第2章 衛星から得られた台風域内の海上風分布
本章では、衛星から得られた台風域内の海上風データを収集・解析することにより、台風域内で風向・風速がどのような分布をしているかを調べるとともに、台風の進行速度や中心気圧が変化したときに、域内の海上風速の分布がどのように変化するかを調べた。解析内容は昨年度報告書を概ね踏襲しているが、主な変更点としては、台風中心位置の算出処理上の精度向上、解析年数の追加が上げられる。
2.1 使用したデータ
(1) 海上風データ
海上風データとしては、海洋観測を目的として打ち上げられたERS-1及びERS-2に搭載されたマイクロ波散乱計によって測定されたデータを利用した。
ERS-1及びERS-2は、それぞれ衛星の進行方向、後退方向及び垂直横方向に向いている3本のアンテナを有しており、衛星の軌道に沿った幅約500km範囲内での風向風速の分布を測定することができる。
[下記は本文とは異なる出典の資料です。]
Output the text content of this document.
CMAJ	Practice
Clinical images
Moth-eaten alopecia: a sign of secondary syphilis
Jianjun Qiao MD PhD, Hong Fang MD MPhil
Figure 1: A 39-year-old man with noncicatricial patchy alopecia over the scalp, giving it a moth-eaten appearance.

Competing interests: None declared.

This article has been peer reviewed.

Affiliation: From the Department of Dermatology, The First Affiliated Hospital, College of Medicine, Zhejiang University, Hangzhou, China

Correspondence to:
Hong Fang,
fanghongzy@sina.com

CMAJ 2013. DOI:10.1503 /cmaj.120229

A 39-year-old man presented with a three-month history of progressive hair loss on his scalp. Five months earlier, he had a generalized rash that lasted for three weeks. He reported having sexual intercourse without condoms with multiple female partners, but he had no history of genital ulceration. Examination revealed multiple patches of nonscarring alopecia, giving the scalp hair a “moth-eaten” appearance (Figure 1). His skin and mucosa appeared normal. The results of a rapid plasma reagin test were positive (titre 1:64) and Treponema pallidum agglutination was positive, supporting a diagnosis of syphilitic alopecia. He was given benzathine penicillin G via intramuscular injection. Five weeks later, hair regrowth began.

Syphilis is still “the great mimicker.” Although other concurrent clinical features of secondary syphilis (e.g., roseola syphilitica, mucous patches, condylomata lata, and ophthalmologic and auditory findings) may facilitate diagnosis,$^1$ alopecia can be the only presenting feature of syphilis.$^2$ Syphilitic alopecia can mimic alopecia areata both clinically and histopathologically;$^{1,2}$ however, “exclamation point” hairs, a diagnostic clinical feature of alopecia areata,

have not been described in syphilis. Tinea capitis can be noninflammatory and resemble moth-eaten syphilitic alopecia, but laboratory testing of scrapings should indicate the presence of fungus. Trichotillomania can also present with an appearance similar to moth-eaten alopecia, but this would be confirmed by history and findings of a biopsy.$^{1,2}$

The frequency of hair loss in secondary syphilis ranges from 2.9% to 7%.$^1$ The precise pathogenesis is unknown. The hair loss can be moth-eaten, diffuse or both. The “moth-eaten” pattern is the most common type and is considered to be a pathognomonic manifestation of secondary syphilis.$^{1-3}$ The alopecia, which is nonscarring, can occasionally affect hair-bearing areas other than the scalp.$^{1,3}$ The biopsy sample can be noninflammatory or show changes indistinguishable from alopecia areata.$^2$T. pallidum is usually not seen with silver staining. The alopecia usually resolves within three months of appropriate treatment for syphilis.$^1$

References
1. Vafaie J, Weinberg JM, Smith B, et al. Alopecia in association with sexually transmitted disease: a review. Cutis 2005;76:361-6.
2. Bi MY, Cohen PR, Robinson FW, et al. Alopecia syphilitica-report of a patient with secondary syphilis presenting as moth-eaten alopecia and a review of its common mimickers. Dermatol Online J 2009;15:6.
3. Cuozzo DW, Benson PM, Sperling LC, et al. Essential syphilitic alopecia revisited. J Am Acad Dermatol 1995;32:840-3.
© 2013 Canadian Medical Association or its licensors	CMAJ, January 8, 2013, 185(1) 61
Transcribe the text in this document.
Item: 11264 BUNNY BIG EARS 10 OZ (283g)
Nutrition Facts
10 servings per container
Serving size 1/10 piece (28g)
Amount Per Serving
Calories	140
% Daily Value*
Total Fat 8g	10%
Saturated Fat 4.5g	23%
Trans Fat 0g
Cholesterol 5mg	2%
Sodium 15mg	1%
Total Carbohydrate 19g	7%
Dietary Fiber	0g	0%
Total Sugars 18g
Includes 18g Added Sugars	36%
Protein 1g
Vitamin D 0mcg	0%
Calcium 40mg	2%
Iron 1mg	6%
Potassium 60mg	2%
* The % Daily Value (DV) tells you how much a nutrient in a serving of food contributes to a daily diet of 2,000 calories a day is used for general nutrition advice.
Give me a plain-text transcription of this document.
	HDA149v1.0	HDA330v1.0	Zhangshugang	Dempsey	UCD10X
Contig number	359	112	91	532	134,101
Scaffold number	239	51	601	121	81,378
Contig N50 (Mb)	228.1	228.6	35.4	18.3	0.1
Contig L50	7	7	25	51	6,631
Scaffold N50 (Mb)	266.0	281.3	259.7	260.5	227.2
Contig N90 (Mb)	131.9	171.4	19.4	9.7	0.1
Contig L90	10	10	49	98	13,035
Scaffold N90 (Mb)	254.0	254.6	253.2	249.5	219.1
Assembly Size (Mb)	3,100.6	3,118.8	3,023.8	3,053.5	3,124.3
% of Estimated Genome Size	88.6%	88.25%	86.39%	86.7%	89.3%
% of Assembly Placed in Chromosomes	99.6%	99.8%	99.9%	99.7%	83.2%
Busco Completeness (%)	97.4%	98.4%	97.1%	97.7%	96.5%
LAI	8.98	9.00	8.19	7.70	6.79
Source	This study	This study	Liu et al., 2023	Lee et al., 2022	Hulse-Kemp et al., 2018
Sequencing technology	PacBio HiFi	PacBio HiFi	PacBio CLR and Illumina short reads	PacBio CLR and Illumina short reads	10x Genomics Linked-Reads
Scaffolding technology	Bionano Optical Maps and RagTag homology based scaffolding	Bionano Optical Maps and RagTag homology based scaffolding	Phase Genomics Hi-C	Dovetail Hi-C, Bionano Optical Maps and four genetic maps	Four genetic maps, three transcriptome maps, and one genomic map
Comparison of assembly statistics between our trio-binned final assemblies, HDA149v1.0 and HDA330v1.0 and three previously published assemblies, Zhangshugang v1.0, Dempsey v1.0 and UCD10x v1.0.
本研究では、ERS-1及びERS-2による測定結果をIFREMERがCD-ROMに編集しているWNFプロダクトを入手して解析に使用した。データを収集した期間は1992〜1999年、プロダクトの仕様は以下の通りである。
風速測定範囲:1〜28m/s
風向測定範囲:0〜360度
風速精度:2m/sまたは10%(どちらか大きい方)
風向精度:20度
測定範囲:衛星軌道を中心にして500km×500km
空間分解能:25km×25km
WNFプロダクトは衛星軌道に沿った全球のデータから構成されており、その容量が大変大きい。そこで解析を行う前に、日本付近(北緯5〜40度、東経120〜170度)のデータのみをプロダクトから抜き出して編集を行った。また、プロダクトには、1領域につき理論上求まる最多で4組までの風向風速が書き込まれているが、それらの解のうち、プロダクト内の指示符によって最も信頼がおけると考えられる解を選んだ。